Kraft bekommen

Mose soll den Kampf seines Volkes unterstützen. Gott sagt ihm zu, dass er den Kriegern seines Volkes helfen kann, wenn er mit ausgebreiteten Armen dasteht: »Als dem Mose die Hände schwer wurden, holten sie einen Steinbrocken, schoben ihn unter Mose, und er setzte sich darauf. Aaron und Hur stützten seine Arme, der eine rechts, der andere links, so dass seine Hände erhoben blieben, bis die Sonne unterging.« (Exodus 17,12) Erst als ihm andere helfen und die Arme hochhalten, tragen die Israeliten schließlich den Sieg davon.
Mose kämpft nicht selbst in der Schlacht mit, er ist dafür zu alt. Er gibt seinem Volk aber die Unterstützung, die es braucht. Er steht als Schirmherr über den Unternehmungen seines Volkes. Sicherlich ist die kriegerische Ausrichtung der Erzählung mitzubedenken, es geht um einen Krieg, den das Volk Israel führt. Wir fragen heute eher, ob man das unterstützen darf. Aber die Frage, die dahinter steht, ist, woher und wie ich Kraft bekomme.

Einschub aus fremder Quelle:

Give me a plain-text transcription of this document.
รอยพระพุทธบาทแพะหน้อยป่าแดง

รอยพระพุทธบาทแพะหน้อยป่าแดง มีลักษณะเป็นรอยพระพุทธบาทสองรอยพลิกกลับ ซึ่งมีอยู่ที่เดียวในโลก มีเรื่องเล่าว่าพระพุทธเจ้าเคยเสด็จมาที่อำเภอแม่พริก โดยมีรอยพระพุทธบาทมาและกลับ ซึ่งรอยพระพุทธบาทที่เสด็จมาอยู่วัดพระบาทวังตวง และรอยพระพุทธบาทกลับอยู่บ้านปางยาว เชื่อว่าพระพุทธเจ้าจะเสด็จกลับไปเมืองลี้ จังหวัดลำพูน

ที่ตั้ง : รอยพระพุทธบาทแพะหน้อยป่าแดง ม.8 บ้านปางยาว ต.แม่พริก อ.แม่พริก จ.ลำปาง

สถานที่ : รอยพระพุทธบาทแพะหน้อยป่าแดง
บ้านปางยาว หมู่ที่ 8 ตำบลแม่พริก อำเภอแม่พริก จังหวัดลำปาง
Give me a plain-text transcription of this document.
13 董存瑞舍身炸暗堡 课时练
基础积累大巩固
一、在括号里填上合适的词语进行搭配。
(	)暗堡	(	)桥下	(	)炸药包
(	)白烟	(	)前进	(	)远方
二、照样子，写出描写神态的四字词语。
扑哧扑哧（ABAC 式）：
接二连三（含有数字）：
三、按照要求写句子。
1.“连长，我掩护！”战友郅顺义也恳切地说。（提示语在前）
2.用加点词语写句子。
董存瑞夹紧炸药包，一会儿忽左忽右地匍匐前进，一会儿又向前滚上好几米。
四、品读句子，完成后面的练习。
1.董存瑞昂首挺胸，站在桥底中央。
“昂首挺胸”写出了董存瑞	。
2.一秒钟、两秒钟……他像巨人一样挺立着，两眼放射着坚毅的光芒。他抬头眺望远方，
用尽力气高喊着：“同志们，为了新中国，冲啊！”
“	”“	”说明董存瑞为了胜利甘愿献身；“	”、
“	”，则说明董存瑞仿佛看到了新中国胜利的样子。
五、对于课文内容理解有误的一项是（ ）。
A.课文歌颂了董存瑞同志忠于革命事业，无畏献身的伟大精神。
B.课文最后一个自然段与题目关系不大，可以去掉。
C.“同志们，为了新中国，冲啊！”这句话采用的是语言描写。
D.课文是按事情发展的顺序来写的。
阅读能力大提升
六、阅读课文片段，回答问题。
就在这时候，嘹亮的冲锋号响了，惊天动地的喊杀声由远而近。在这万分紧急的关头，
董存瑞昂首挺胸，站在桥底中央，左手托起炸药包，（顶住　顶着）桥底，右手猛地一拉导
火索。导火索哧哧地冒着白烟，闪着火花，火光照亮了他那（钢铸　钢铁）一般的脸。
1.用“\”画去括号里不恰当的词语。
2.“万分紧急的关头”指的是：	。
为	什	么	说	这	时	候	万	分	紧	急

Göttlicher Beistand ist gut. Mose vertraut darauf. So heißt es ja auch im Psalm 72: »Ich erhebe meine Augen auf zu den Bergen. Woher kommt mir Hilfe? Meine Hilfe kommt vom Herrn, der Himmel und Erde geschaffen hat.«
Die Hilfe Gottes ist das Eine. Sie setzt aber auch das voraus, was wir als Menschen mitbringen. Unsere Unzulänglichkeiten lassen uns immer wieder an die Grenzen kommen. Wir brauchen dann die Hilfe von anderen. Und auf die können, ja müssen wir vertrauen, denn ohne diese erreichen wir nichts. Mose selbst gibt durch seine Haltung seinen Kämpfern Kraft und unterstützt sie auf diese Weise. Und dabei ist er auf die Hilfe anderer angewiesen. Hilfe von Menschen, Hilfe von Gott, wir brauchen beides.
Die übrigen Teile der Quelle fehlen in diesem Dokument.